I am a reporter who volunteered to work on an information project about the famine in the Horn of Africa for a year and am living in Khartoum, Sudan.

I am angry about the bombing of Tripoli and more angry about the effect it has had in Sudan. By yanking Americans out of Sudan the administration has abandoned half a million refugees and several million Sudanese whose only means of survival is aid. The people we saved from famine last year could die this year because the American passion has shifted from famine to terrorism.

Ironically, the American withdrawal may also destabilize a new democracy. Last year dictator Jaffar Nimeiri was overthrown in a bloodless coup, and this month Sudan held its first democratic election in 18 years. But democracy is precarious in this country where the treasury is empty, the people are poor and hungry, and a civil war in the south drains money and spirits.

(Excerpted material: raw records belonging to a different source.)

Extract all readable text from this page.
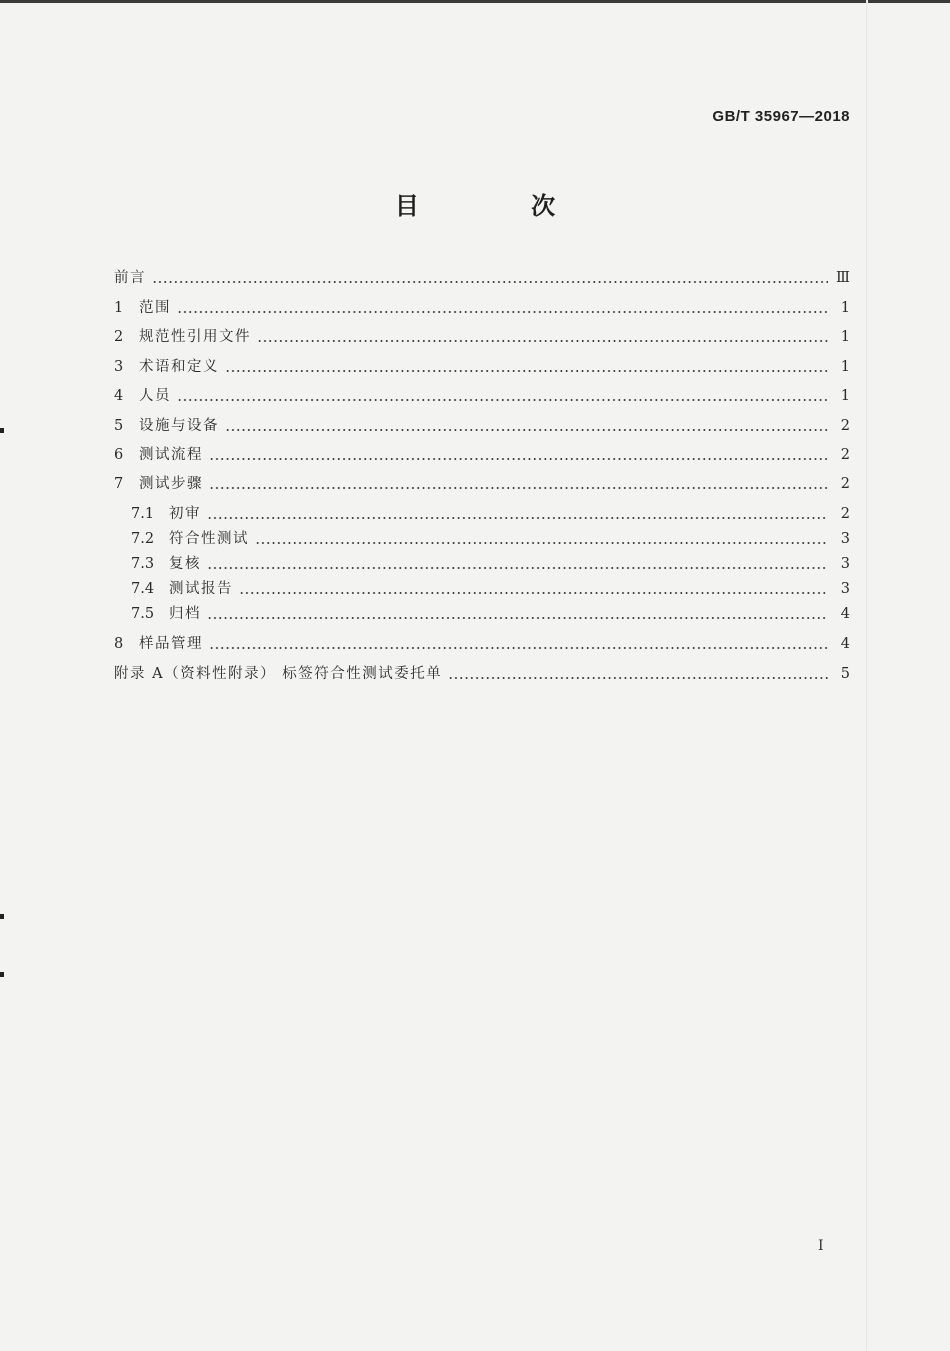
GB/T 35967—2018
目 次
前言	Ⅲ
1	范围	1
2	规范性引用文件	1
3	术语和定义	1
4	人员	1
5	设施与设备	2
6	测试流程	2
7	测试步骤	2
7.1	初审	2
7.2	符合性测试	3
7.3	复核	3
7.4	测试报告	3
7.5	归档	4
8	样品管理	4
附录 A（资料性附录） 标签符合性测试委托单	5
I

The West provides the bulk of Sudan's food and development aid, with the United States providing more than all other donors combined. But the United States refuses to provide arms; Libya provides them and that is why there are Libyans living in Khartoum.

Until the bombing of Tripoli, Libyans and Americans coexisted peacefully here. It was logical to assume that the bombing of Tripoli would change that. The Sudanese sympathized with Libya, and 5,000 demonstrated in front of the American embassy. An embassy employee was shot in the head and is paralyzed. But the shooting has not been linked with Libyans as of this date, and there have been no similar incidents.

The bombing itself was short-sighted. It created more support for Kaddafi around the world than he could have ever drummed up on his own. The small and powerless countries of the world saw it as a threat to themselves: it was a sign that the greatest power in the world would flex its military muscle whenever and wherever the whim struck.

It was a vengeful act. A more just and sane way to reduce terrorism would be to admit that the Palestinians have been treated brutally and deserve a homeland. The fact that the Palestinians have been terribly abused and their plight ignored gave birth to this epidemic of terrorism and continues to provide popular sympathy for it in the Arab world.

If terrorism increases in Europe, which is the most likely outcome, we will not experience the pain but we will bear some of the responsibility for the killing. We will bear responsibility because we continue to ignore the Palestinians plight and because we raised the ante by bombing Tripoli.